Gena left her there and moved on to the other groups of people at the other wagons. She checked the unmoving men and boys for any signs of life, but found none. Stories told of how the Haladina pressed a dirk into the hands of every male child at birth. Haladin men were the product of years of warring against each other. Killing was their livelihood, and were the dead men here to be taken as a sample of their work, they knew their trade well.

Once she had determined she could do nothing for the men, she turned her attention to the women and children. Aside from being badly frightened and road weary, most of the children appeared healthy, if not a little too skinny for their height. The women did their best to hold their terror and sadness in. They wanted to mourn their fallen husbands, fathers, and sons, but they seemed to know that to lose control would lead to even more disaster.

Gena agreed with the thought expressed by a number of the women that they had been spared the sword or lance because the Haladina were planning to take them back and sell them into the seraglios of the Wastelands. She had her doubts about that, however, as only two of the women—girls, really—were soft and pretty enough for that sort of life. The other women looked tired and well-worn. Even allowing for her cultural bias, Gena felt certain that the women had been saved because they had not offered much in the way of resistance to the raiders.

Despite the urgency of their reaching Aurdon, Gena and Durriken both agreed in a whispered consultation that they could not leave the farmers alone. One Haladin band ought have been driven off, but the possibility that another might be nearby and try to finish the job could not be dismissed. Moreover, they both knew that people who had been raised in a closed and close community like a farming village were utterly out of their element on the road in the Centisian heartland.

"What we need is organization." Rik smiled and gave Gena a quick kiss. "I think we can take some steps toward that at this very moment."

Durriken whistled, and his pony trotted over to him. He boosted the oldest boy into the saddle and pointed out a circular route. "Take Benison out and around so you come up on the bandits' strays from the south, there. Approach them slowly, and they'll trot in toward us. Let the pony do all the work, he knows how it is done."
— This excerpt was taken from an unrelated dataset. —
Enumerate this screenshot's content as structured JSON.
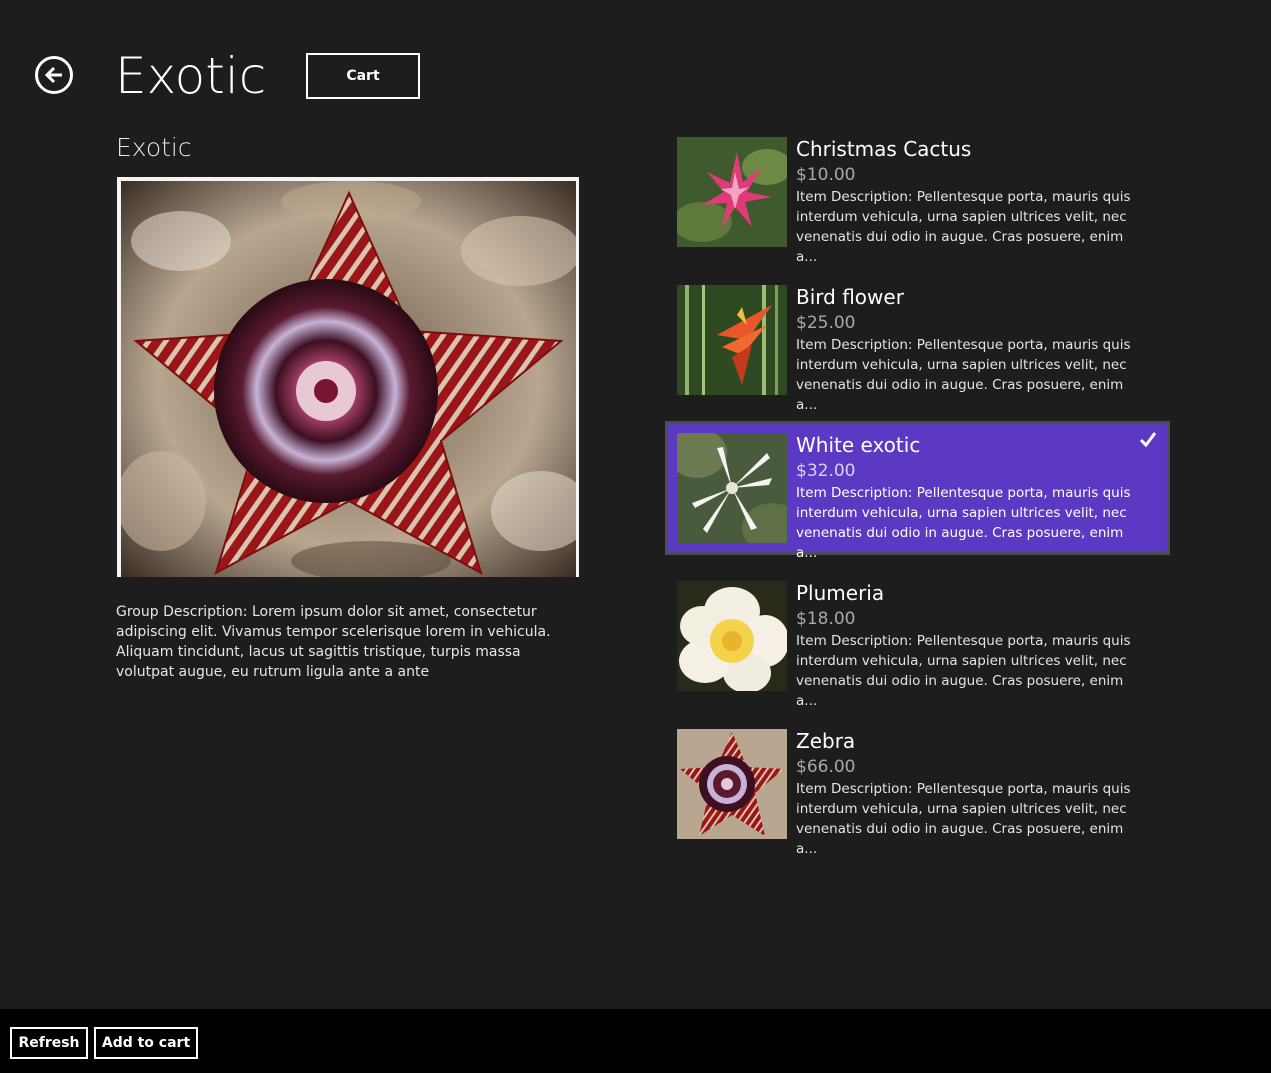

As the pony trudged off, Durriken pointed to the rest of the boys. "Quick, now, gather up some firewood. Make a big pile right over here." Walking away from them, he dug the heel of his boot into the ground and scuffed out a cross.

"Right here, now. Those what bring the most can help me feed my flashdrakes."

Durriken stooped and recovered the weapons from where he had dropped them. Blowing dust from them, he inserted each into the holding straps and crossed to where Gena crouched near Andra's mother. Kneeling at the sobbing woman's feet, he settled his hands on hers. "Have no fear, goodwife, we will get you to Aurdon." He stood as the other refugees began to drift in toward the reddish glow and warmth of the burned wagon. "All we need is a plan, but that is why I am here."